7
Una sconfitta che fa rumore, più di quanto non sia stato contro il Napoli. Già, la sconfitta della Juventus nella trasferta di Verona ha lasciato meno spazio alle polemiche, ma molto di più alla rabbia. Infatti, se nel dopo partita di Napoli, parte delle discussioni si sono concentrate sulle parole di Maurizio Sarri, quanto piuttosto sulla partita - che non si deve, ma che si può perdere - i punti persi a Verona lasciano l'amaro in bocca che si prova non solo quando si è delusi, ma anche quando si è consapevoli. Consapevoli che questa squadra sta raccogliendo punti più per le capacità individuali dei giocatori che non per un gioco di sistema. Sembra quasi che, nell'epocale passaggio di testimone da Massimiliano Allegri a Sarri, il gruppo sia rimasto sospeso a metà, tra la nostalgia e l'impossibilità di cambiare. 

Infatti, la mano di Allegri non c'è e si vede. Ma neppure quella di Sarri, e si vede anche questo. Non solo per la sconfitta, che per quanto sia la seconda ravvicinata, può sempre essere legittimata dalla prestazione. No, quello che non piace della Juventus è proprio il limbo in cui sembrano muoversi per il campo i giocatori: un limbo tattico, di chi fa veramente fatica a convivere con la diversità. E Sarri, che ha tanti difetti caratteriali anche gravi, ma di calcio ne capisce tanto quanto Allegri, ha provato a lanciare i suoi messaggi. Il problema dei gol da situazioni di vantaggio, ha affermato il tecnico, sottintendono un problema di mentalità. La squadra non riesce ad adeguare le sue caratteristiche ad un determinato tipo di gioco, quello di Sarri, che chiede sì possesso e palleggio, ma trenta metri almeno più avanti di quanto non si sviluppi ora sul campo. A quel punto, i pericoli che la Juventus potrebbe correre durante una partita, si ridurrebbero sensibilmente. 

Perché si costringe gli avversari ad attaccare con trenta metri di campo in più, ma anche perché è più facile aggredire per recuperare palla.
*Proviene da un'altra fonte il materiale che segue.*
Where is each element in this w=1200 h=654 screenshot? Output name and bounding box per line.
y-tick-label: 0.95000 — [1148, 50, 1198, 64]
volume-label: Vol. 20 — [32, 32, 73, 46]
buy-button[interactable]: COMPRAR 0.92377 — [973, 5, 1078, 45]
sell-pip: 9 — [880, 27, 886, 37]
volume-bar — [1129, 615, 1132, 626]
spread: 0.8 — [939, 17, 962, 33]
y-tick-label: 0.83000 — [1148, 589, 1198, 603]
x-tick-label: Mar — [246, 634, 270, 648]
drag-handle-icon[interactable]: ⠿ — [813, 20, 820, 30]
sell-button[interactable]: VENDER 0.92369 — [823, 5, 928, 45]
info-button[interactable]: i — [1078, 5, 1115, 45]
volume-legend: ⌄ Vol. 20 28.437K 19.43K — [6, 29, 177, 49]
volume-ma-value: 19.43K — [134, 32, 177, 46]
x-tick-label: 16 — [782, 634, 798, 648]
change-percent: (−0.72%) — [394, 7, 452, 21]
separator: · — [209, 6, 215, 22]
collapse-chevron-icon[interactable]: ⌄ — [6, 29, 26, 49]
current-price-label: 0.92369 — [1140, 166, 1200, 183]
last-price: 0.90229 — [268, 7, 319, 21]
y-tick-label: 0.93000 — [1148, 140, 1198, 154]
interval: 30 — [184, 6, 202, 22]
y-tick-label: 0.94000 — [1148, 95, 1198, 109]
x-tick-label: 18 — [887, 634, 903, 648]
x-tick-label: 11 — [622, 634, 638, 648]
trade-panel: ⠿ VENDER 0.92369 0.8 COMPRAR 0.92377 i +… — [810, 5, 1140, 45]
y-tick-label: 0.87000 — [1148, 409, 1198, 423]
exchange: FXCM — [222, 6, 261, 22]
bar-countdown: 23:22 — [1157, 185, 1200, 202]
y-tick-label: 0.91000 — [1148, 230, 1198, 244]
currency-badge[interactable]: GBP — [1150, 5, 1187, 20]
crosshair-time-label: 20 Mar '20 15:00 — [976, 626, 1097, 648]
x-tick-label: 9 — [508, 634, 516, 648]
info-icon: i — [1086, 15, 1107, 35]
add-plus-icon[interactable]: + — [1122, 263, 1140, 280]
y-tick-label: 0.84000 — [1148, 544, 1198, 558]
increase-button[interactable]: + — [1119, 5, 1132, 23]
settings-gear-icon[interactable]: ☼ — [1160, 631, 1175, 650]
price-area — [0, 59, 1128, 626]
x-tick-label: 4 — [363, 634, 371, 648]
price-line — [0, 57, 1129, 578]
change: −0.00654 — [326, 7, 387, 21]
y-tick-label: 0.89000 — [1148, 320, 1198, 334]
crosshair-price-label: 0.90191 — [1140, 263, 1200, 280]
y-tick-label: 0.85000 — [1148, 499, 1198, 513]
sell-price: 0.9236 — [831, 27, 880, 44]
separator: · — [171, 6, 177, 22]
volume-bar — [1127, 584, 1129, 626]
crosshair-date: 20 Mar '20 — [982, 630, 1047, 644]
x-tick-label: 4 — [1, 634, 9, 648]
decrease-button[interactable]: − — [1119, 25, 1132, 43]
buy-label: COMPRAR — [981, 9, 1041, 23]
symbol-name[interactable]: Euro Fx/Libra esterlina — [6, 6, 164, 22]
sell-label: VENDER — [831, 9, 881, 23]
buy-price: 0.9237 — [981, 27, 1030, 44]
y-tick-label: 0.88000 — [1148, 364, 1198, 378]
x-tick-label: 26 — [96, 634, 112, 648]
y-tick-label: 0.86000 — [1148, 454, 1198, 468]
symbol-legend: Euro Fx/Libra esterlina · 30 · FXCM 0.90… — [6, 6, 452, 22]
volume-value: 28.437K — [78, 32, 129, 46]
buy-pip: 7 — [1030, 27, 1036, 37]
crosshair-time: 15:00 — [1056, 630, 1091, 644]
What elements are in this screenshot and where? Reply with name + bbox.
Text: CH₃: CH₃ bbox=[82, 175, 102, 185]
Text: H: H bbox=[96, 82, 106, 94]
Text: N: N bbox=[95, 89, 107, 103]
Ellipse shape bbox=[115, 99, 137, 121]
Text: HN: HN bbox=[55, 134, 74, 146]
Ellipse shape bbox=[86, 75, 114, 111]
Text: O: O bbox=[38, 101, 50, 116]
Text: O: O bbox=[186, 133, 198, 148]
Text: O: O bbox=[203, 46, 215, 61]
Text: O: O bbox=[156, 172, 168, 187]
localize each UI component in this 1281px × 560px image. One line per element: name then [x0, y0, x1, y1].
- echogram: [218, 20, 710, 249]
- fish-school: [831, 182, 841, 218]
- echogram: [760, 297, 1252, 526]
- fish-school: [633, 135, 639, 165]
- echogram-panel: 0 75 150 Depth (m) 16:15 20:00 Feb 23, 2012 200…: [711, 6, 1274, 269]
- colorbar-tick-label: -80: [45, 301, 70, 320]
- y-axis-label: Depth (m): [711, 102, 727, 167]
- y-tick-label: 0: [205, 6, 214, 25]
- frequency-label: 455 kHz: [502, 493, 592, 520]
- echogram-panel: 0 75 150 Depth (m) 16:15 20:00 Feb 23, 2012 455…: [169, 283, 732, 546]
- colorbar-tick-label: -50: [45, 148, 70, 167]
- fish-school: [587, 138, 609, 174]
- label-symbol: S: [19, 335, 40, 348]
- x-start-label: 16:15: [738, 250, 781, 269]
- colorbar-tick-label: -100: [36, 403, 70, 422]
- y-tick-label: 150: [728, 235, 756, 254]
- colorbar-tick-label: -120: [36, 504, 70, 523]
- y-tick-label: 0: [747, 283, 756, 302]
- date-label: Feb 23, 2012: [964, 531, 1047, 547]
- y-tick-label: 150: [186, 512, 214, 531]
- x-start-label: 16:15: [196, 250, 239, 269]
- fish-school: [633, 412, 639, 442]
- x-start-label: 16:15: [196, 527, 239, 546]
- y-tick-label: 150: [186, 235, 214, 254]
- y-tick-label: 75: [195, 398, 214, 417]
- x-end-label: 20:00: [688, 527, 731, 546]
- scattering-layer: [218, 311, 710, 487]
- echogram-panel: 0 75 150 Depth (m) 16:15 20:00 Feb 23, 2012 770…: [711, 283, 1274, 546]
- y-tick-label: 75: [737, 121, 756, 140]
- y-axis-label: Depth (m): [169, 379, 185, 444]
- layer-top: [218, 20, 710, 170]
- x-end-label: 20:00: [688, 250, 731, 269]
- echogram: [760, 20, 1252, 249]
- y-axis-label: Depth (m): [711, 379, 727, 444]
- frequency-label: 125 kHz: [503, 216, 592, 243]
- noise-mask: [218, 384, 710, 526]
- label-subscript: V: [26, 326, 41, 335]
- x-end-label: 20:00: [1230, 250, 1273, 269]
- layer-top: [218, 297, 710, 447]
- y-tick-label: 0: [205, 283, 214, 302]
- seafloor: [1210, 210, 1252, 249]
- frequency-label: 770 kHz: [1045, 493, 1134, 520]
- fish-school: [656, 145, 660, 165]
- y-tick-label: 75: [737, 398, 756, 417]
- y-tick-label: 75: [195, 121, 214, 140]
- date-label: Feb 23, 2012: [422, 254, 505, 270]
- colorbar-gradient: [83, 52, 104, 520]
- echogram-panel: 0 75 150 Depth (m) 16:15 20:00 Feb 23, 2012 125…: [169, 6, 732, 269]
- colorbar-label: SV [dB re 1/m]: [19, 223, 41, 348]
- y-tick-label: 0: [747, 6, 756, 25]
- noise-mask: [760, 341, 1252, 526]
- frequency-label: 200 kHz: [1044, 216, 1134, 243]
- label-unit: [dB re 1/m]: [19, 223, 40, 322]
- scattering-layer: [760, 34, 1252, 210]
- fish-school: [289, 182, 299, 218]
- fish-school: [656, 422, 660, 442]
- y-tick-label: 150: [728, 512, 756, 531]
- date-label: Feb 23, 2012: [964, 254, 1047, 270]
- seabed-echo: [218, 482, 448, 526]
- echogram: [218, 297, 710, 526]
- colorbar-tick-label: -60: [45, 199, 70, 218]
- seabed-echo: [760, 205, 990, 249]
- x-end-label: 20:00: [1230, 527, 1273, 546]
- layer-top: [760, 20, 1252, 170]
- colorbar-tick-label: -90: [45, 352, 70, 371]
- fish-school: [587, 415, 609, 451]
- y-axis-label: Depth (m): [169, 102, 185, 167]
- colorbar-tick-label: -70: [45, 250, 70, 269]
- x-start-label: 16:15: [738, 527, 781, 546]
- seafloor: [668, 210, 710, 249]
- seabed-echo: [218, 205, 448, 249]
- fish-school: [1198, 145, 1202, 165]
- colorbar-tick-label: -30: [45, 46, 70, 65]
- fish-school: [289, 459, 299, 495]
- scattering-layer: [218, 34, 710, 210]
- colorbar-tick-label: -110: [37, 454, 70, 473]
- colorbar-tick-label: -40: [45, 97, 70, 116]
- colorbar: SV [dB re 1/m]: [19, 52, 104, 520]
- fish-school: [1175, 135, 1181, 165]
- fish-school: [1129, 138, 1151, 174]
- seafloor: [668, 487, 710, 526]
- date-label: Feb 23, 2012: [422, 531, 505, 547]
Concetti quasi opposti a quelli di Allegri, molto più remissivo se c'è da alzare il baricentro, ma anche più restio a concedere qualsiasi tipo di ripartenza. Così, il fraseggio sarriano viene quasi contaminato dalla storia recente della Juve, ne esce fuori un ibrido che, per forza di cose, trae i difetti dell'una e dell'altra filosofia di gioco. Insomma, come svegliarsi da un sogno, quando c'è un momento di assoluta incertezza: sto sognando o sta succedendo davvero? Ecco, la sindrome di una Juve addormentata è proprio questa; non riuscire a distinguere tra ricordi e realtà, tra vero e vissuto.